One trial balloon that’s been floating around as a way to increase revenue is the elimination of the home mortgage tax deduction. That’s a balloon that should be popped, and fast, say mortgage industry observers.

The task force, which will vote this week on the 18-member board’s recommendations to cut the $14 trillion national budget deficit, has been both praised and criticized for touching one of the consumer economy’s most treasured tax benefits – the home mortgage deduction.

While the task force isn’t calling for a complete elimination of the home mortgage deduction, it is calling to shut down the tax deduction for mortgages on second homes, on home equity loans, and for mortgages of more than $500,000.

Critics of the action include a veritable “who’s who” of mortgage industry heavyweights, along with some prominent American economists. Here are some of the most outspoken:

National Association of Home Builders Chair, Bob Jones, says “Tampering with the deduction would be a major setback for today’s slowly emerging housing recovery.

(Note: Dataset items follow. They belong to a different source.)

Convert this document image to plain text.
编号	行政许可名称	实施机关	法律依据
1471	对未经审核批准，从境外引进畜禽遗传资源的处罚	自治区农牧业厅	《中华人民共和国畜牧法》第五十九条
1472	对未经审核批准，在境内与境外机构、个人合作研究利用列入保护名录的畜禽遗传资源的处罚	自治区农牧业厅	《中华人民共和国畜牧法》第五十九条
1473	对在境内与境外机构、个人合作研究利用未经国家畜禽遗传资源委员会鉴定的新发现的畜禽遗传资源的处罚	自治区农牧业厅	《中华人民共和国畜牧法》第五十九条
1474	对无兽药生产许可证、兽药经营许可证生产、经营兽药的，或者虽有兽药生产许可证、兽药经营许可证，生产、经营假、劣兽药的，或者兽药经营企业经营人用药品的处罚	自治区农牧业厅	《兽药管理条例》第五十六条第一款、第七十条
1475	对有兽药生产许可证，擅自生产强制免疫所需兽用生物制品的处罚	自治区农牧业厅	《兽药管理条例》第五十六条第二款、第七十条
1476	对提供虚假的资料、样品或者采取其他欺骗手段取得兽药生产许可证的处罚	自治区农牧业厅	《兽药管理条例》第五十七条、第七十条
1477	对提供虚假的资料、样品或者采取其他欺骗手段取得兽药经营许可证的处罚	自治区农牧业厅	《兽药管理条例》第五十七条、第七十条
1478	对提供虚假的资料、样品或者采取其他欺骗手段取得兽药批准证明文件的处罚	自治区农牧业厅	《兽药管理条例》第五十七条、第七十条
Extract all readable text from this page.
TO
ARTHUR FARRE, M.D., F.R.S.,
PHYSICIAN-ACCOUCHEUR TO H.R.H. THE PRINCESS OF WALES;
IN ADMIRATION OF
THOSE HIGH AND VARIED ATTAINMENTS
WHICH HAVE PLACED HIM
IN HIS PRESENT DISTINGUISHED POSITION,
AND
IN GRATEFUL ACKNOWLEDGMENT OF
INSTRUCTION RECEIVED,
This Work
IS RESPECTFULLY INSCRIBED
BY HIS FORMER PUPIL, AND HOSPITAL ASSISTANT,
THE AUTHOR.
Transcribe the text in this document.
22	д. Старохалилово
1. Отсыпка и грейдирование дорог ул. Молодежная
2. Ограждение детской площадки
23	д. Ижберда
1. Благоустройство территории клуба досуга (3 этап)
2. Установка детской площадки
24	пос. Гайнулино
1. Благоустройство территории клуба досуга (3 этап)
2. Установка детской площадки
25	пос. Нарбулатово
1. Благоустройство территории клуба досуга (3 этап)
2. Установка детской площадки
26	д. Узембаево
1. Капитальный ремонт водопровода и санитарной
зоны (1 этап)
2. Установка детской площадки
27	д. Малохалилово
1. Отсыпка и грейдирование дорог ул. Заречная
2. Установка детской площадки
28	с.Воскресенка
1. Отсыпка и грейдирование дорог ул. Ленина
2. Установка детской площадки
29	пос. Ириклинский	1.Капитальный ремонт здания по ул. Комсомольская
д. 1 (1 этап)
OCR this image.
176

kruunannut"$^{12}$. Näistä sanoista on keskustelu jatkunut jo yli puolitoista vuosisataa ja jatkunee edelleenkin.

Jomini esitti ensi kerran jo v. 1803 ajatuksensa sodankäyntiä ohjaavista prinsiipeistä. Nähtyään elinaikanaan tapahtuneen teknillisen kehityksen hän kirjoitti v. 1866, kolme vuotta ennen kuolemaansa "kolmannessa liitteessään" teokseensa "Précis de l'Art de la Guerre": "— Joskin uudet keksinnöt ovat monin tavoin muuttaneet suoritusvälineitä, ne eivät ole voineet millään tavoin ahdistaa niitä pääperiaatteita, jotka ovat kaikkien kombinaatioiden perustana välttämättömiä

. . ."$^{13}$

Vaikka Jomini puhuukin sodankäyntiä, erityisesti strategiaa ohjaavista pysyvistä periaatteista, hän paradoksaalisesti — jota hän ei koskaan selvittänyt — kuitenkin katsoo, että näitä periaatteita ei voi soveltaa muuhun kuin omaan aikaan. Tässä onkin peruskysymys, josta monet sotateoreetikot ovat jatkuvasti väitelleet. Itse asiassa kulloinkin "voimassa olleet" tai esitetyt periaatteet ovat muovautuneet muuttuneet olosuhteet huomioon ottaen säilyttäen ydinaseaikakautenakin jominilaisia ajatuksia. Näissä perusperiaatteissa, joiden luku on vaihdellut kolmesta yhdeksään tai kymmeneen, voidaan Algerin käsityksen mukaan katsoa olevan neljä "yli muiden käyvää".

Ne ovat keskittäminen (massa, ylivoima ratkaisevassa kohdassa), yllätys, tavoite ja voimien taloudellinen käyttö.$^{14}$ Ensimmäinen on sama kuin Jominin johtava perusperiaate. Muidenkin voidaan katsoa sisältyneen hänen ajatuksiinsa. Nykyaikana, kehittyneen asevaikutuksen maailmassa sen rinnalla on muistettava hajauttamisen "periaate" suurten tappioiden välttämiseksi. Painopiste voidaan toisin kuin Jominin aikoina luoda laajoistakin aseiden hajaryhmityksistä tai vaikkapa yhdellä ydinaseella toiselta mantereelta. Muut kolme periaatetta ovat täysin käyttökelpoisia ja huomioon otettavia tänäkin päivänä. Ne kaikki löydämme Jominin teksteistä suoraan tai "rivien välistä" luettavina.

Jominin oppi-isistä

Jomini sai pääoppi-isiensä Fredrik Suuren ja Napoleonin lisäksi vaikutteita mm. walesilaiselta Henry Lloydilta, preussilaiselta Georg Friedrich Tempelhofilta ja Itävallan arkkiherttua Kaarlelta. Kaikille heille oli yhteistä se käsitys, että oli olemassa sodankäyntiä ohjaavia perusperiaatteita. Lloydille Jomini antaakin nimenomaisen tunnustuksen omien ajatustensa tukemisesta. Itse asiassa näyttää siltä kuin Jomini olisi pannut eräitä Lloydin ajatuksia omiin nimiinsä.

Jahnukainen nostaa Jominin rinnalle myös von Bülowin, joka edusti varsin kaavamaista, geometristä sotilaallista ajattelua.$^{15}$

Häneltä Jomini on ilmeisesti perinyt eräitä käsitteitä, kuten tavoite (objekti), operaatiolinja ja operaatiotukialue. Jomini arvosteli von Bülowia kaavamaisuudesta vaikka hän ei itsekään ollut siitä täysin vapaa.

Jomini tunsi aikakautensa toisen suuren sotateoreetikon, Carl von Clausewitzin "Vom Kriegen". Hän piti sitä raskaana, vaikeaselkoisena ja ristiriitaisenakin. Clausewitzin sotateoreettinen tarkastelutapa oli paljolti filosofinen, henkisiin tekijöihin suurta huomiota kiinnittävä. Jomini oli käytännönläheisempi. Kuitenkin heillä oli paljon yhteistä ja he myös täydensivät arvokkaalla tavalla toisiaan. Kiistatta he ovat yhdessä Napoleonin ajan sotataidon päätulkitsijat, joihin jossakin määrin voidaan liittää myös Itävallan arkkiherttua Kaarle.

It would disrupt the plans of young households who are gathering their financial resources to purchase a home. And it would impose a substantial tax burden on existing homebuyers, many of whom continue to stay current with their mortgage payments even as they struggle to make ends meet. Diminishing or ending the deduction would (also) exert further downward pressure on home prices, leaving more home owners with mortgages larger than the value of their property and fueling even more foreclosures.”

Lawrence Yun, chief economist at the National Association of Realtors says “If the tax benefit were eliminated, it could reduce home values by an additional 15%  and cause severe wealth destruction. Americans need public policies that promote responsible, sustainable homeownership as we head toward a full recovery in the housing market.”

John Burns, Real Estate Consulting says "While big curveballs could be thrown at the housing business, the most likely scenario is that government intervention will make homes slightly harder to sell over the next few years," according to the report ... We have been saying that Congress won’t mess with the interest rate deduction, except maybe to drop the cap below $1,000,000. [But] we are becoming more concerned that the cap might be lowered significantly. A drastic decline in the cap, or a phased in decline, would impact the move-up builders, and a minority of expensive states, dramatically."

Of course, not everyone is calling for the task force to back off on the cuts. Thomas Hoenig, president of the Kansas City Federal Reserve Bank, says the call to curb the deduction is a “hard decision,” but one that should be done. “If we (keep the deduction) without making some shared sacrifices, we’re going to pay in another form,” he warns.

Right now, homeowners don’t want to think about other options – they just want the deduction to stick. What the task force votes for could be another story altogether.